Был уже назначен день для спектакля, даже ждали приезда на постановку высшего начальства, то ли из минздрава, то ли из комитетчиков, хотел главврач всем показать, как излечиваются люди, если их приобщать к культуре, как можно вытеснить их дурные воспоминания и пресечь дурные наклонности, вовлекая в иную жизнь. Но не дано было сбыться его планам, и не дано было Аврутину вкусить славы и услышать аплодисменты.

В ночь за два дня до постановки пьесы разыгралась другая невыдуманная трагедия. Даже и предположить было нельзя, что все так нелепо провалится. Аврутин проснулся от едкого запаха дыма и топота ног в коридоре. Койка Ивана Анисимовича была пуста, профессора тоже не было. Аврутин быстро оделся и выскочил в коридор, несмотря на глубокую ночь окно, на той стороне, откуда был виден парк было светлым, словно в этой стороне уже наступил день. Дверь на улицу была не заперта, дежурного санитара возле нее не было, и Аврутин легко раздвинул железные створки и беспрепятственно выбежал из здания. И сразу его окутал дым, вокруг суетились и охранники и санитары, громко кричали, разворачивали пожарный шланг. В парке на взгорье полыхала самодельная крепость, с таким трудом построенная для спектакля, пламя пожирало сухие ветки, трещали доски. Никто не собирался тушить её. Занялась огнем сухая трава, змейки огня вспыхивали то тут, то там, ползли к зданию. Их затаптывали, поливали водой. Аврутин бросился к полыхающему костру, пожирающему декорации, выхватил у кого-то ведро, набрал воды из шланга, но добежать туда ему не дали. Санитар, тот самый вездеход, подставил ножку, и вдобавок ударил сапогом под ребра. Воспользовался общей паникой и вот – отомстил.
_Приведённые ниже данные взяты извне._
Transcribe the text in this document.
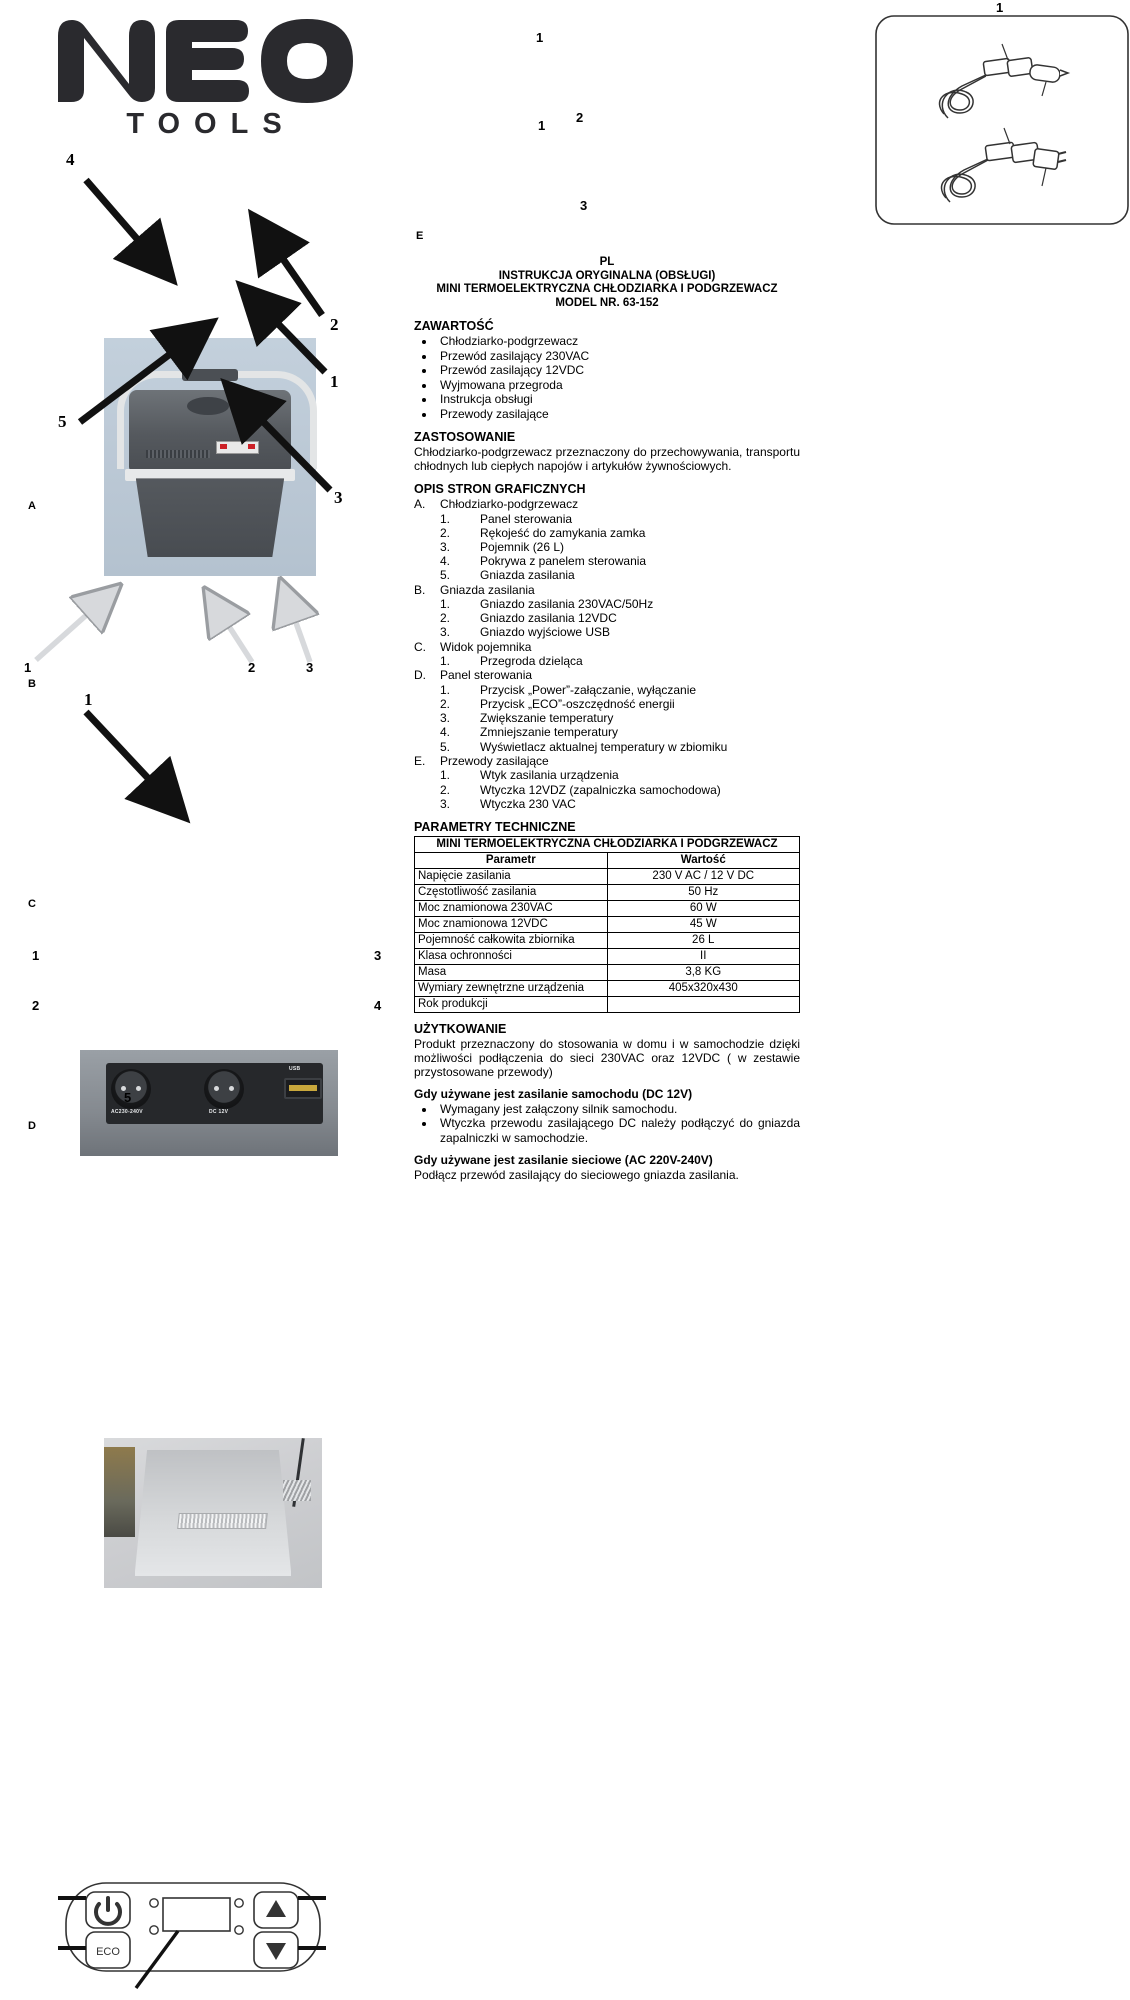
TOOLS
4
2
1
3
5
A
AC230-240V	DC 12V
USB
1	2	3
B
1
C
ECO
1
2
3
4
5
D
1
1
2
1
3
E
PL
INSTRUKCJA ORYGINALNA (OBSŁUGI)
MINI TERMOELEKTRYCZNA CHŁODZIARKA I PODGRZEWACZ
MODEL NR. 63-152
ZAWARTOŚĆ
• Chłodziarko-podgrzewacz
• Przewód zasilający 230VAC
• Przewód zasilający 12VDC
• Wyjmowana przegroda
• Instrukcja obsługi
• Przewody zasilające
ZASTOSOWANIE

Chłodziarko-podgrzewacz przeznaczony do przechowywania, transportu chłodnych lub ciepłych napojów i artykułów żywnościowych.

OPIS STRON GRAFICZNYCH
A.	Chłodziarko-podgrzewacz
1.	Panel sterowania
2.	Rękojeść do zamykania zamka
3.	Pojemnik (26 L)
4.	Pokrywa z panelem sterowania
5.	Gniazda zasilania
B.	Gniazda zasilania
1.	Gniazdo zasilania 230VAC/50Hz
2.	Gniazdo zasilania 12VDC
3.	Gniazdo wyjściowe USB
C.	Widok pojemnika
1.	Przegroda dzieląca
D.	Panel sterowania
1.	Przycisk „Power”-załączanie, wyłączanie
2.	Przycisk „ECO”-oszczędność energii
3.	Zwiększanie temperatury
4.	Zmniejszanie temperatury
5.	Wyświetlacz aktualnej temperatury w zbiomiku
E.	Przewody zasilające
1.	Wtyk zasilania urządzenia
2.	Wtyczka 12VDZ (zapalniczka samochodowa)
3.	Wtyczka 230 VAC
PARAMETRY TECHNICZNE
MINI TERMOELEKTRYCZNA CHŁODZIARKA I PODGRZEWACZ	
Parametr	Wartość
Napięcie zasilania	230 V AC / 12 V DC
Częstotliwość zasilania	50 Hz
Moc znamionowa 230VAC	60 W
Moc znamionowa 12VDC	45 W
Pojemność całkowita zbiornika	26 L
Klasa ochronności	II
Masa	3,8 KG
Wymiary zewnętrzne urządzenia	405x320x430
Rok produkcji	
UŻYTKOWANIE

Produkt przeznaczony do stosowania w domu i w samochodzie dzięki możliwości podłączenia do sieci 230VAC oraz 12VDC ( w zestawie przystosowane przewody)

Gdy używane jest zasilanie samochodu (DC 12V)
• Wymagany jest załączony silnik samochodu.
• Wtyczka przewodu zasilającego DC należy podłączyć do gniazda zapalniczki w samochodzie.
Gdy używane jest zasilanie sieciowe (AC 220V-240V)

Podłącz przewód zasilający do sieciowego gniazda zasilania.
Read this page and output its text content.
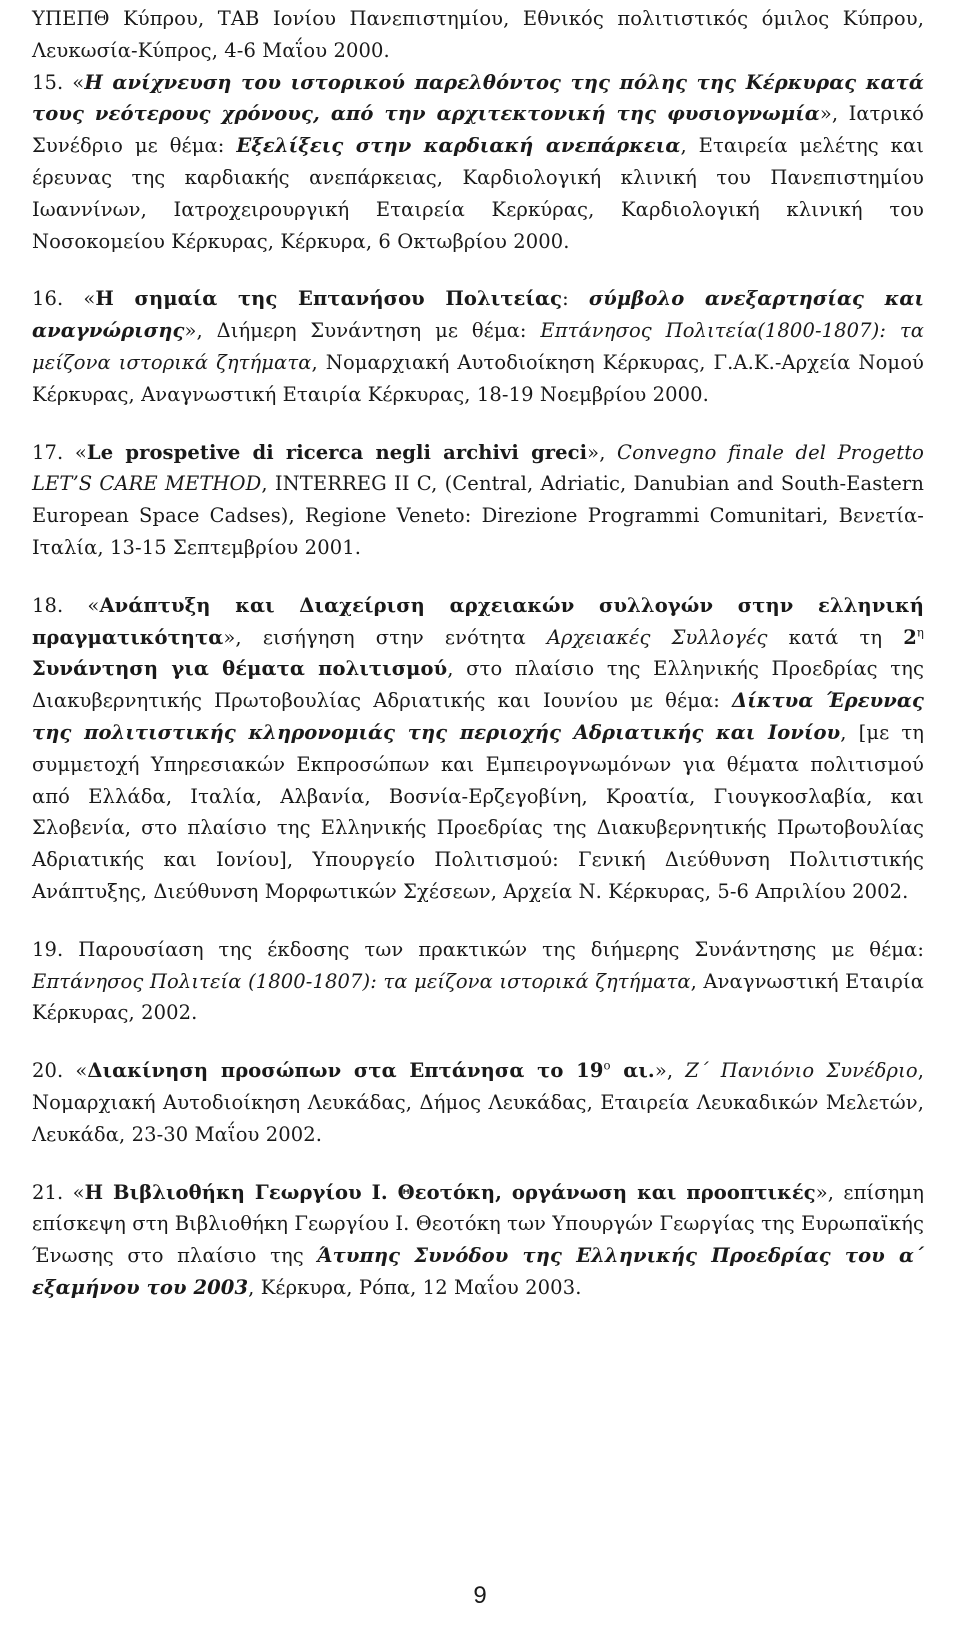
ΥΠΕΠΘ Κύπρου, ΤΑΒ Ιονίου Πανεπιστημίου, Εθνικός πολιτιστικός όμιλος Κύπρου, Λευκωσία-Κύπρος, 4-6 Μαΐου 2000.

15. «Η ανίχνευση του ιστορικού παρελθόντος της πόλης της Κέρκυρας κατά τους νεότερους χρόνους, από την αρχιτεκτονική της φυσιογνωμία», Ιατρικό Συνέδριο με θέμα: Εξελίξεις στην καρδιακή ανεπάρκεια, Εταιρεία μελέτης και έρευνας της καρδιακής ανεπάρκειας, Καρδιολογική κλινική του Πανεπιστημίου Ιωαννίνων, Ιατροχειρουργική Εταιρεία Κερκύρας, Καρδιολογική κλινική του Νοσοκομείου Κέρκυρας, Κέρκυρα, 6 Οκτωβρίου 2000.

16. «Η σημαία της Επτανήσου Πολιτείας: σύμβολο ανεξαρτησίας και αναγνώρισης», Διήμερη Συνάντηση με θέμα: Επτάνησος Πολιτεία(1800-1807): τα μείζονα ιστορικά ζητήματα, Νομαρχιακή Αυτοδιοίκηση Κέρκυρας, Γ.Α.Κ.-Αρχεία Νομού Κέρκυρας, Αναγνωστική Εταιρία Κέρκυρας, 18-19 Νοεμβρίου 2000.

17. «Le prospetive di ricerca negli archivi greci», Convegno finale del Progetto LET’S CARE METHOD, INTERREG II C, (Central, Adriatic, Danubian and South-Eastern European Space Cadses), Regione Veneto: Direzione Programmi Comunitari, Βενετία-Ιταλία, 13-15 Σεπτεμβρίου 2001.

18. «Ανάπτυξη και Διαχείριση αρχειακών συλλογών στην ελληνική πραγματικότητα», εισήγηση στην ενότητα Αρχειακές Συλλογές κατά τη $2^\eta$ Συνάντηση για θέματα πολιτισμού, στο πλαίσιο της Ελληνικής Προεδρίας της Διακυβερνητικής Πρωτοβουλίας Αδριατικής και Ιουνίου με θέμα: Δίκτυα Έρευνας της πολιτιστικής κληρονομιάς της περιοχής Αδριατικής και Ιονίου, [με τη συμμετοχή Υπηρεσιακών Εκπροσώπων και Εμπειρογνωμόνων για θέματα πολιτισμού από Ελλάδα, Ιταλία, Αλβανία, Βοσνία-Ερζεγοβίνη, Κροατία, Γιουγκοσλαβία, και Σλοβενία, στο πλαίσιο της Ελληνικής Προεδρίας της Διακυβερνητικής Πρωτοβουλίας Αδριατικής και Ιονίου], Υπουργείο Πολιτισμού: Γενική Διεύθυνση Πολιτιστικής Ανάπτυξης, Διεύθυνση Μορφωτικών Σχέσεων, Αρχεία Ν. Κέρκυρας, 5-6 Απριλίου 2002.

19. Παρουσίαση της έκδοσης των πρακτικών της διήμερης Συνάντησης με θέμα: Επτάνησος Πολιτεία (1800-1807): τα μείζονα ιστορικά ζητήματα, Αναγνωστική Εταιρία Κέρκυρας, 2002.

20. «Διακίνηση προσώπων στα Επτάνησα το $19^o$ αι.», Ζ΄ Πανιόνιο Συνέδριο, Νομαρχιακή Αυτοδιοίκηση Λευκάδας, Δήμος Λευκάδας, Εταιρεία Λευκαδικών Μελετών, Λευκάδα, 23-30 Μαΐου 2002.

21. «Η Βιβλιοθήκη Γεωργίου Ι. Θεοτόκη, οργάνωση και προοπτικές», επίσημη επίσκεψη στη Βιβλιοθήκη Γεωργίου Ι. Θεοτόκη των Υπουργών Γεωργίας της Ευρωπαϊκής Ένωσης στο πλαίσιο της Άτυπης Συνόδου της Ελληνικής Προεδρίας του α΄ εξαμήνου του 2003, Κέρκυρα, Ρόπα, 12 Μαΐου 2003.

9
Боль была резкая, но прошла сразу, потому что он увидел, что другому человеку достаются и не такие удары. Бился в руках санитаров профессор, он был абсолютно голый и пронзительно кричал: фашисты, фашисты! Его повалили на землю, били ногами, при каждом ударе он вскрикивал, хватал воздух ртом, из которого ползла кровяная нить. Аврутин закричал, как вы смеете, что вы делаете, вы же убьете его. Уймись, крикнул вездеход, и тебе так же достанется, он поджигатель! И все это из-за тебя, мать твою так!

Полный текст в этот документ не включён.